We have one last type of shape change to consider: shrinking. This is what happens if you apply a force to all parts of an object at once, say, by putting it in water. The same factors affect the shape change here, too. The more volume the object originally had, the more it will shrink; in other words, the more its volume will change. When we're talking about something submerged in a fluid, we give a different name to the force divided by area, and instead of stress, we call it pressure. The more pressure you apply to an object, the more it will shrink.

Finally, some materials are more resistant to changes in volume, and that stiffness is measured by the Bulk Modulus, represented by capital B. Combined, these factors form an equation you can use to predict how much an object will shrink.

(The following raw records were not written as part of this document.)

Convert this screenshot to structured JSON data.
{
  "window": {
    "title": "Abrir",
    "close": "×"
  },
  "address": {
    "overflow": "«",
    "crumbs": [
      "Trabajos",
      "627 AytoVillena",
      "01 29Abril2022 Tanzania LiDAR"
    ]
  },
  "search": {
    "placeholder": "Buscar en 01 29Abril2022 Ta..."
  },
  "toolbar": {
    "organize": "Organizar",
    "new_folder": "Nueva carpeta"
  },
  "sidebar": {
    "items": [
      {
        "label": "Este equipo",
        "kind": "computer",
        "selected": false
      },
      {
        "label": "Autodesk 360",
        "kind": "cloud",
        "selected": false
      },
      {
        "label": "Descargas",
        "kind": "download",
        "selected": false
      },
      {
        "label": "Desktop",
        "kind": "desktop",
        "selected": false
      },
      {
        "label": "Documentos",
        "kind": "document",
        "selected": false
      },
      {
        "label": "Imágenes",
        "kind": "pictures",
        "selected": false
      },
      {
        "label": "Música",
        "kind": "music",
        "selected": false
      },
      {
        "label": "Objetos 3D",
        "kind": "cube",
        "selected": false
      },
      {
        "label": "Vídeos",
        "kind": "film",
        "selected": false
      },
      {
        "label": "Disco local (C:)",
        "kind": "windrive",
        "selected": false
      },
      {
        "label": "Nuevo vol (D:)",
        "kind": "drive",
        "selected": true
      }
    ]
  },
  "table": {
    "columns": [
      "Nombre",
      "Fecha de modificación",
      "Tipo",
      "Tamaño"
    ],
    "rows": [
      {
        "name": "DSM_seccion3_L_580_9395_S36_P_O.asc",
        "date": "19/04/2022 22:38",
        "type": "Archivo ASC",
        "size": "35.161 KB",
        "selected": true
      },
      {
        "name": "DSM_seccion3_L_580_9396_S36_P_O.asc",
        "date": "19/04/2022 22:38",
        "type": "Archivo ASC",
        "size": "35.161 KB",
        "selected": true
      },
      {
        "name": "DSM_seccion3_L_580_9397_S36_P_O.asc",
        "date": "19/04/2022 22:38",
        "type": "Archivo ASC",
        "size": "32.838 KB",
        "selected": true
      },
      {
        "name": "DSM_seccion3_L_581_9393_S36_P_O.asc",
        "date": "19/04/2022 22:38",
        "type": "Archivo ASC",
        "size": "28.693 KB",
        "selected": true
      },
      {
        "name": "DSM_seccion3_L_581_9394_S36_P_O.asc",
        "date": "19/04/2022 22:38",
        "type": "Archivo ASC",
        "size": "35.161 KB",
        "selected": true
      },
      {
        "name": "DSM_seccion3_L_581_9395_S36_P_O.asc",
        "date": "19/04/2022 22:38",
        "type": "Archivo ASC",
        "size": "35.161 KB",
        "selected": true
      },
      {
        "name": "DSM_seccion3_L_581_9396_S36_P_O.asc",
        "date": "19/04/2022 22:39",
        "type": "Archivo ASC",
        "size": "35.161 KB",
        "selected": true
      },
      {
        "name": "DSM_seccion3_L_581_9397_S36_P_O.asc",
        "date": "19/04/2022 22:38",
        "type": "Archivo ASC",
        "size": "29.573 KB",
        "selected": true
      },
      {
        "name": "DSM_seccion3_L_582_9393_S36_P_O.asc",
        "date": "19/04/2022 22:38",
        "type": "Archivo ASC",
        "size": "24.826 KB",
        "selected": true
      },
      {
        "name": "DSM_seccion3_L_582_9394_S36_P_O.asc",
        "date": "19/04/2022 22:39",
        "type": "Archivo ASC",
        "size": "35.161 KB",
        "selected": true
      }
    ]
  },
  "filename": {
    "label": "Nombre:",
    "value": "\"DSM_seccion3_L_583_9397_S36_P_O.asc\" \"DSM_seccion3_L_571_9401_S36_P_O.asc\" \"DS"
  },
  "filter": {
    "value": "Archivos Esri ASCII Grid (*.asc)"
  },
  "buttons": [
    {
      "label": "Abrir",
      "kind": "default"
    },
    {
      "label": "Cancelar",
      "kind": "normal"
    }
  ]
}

So you now know the three main ways that forces affect an object's shape: changing its length through tensile and compressive stress; deforming it through shear stress and changing its volume through pressure. And hopefully, now you also have a better understanding of all the thought that goes into making sure buildings and bridges stay up.

Today you learned that the net force and torque on an object in equilibrium must equal zero, and you saw how you can use that fact to calculate individual forces and torques. We also talked about the way objects deform under tensile, compressive and shear stress as well as pressure.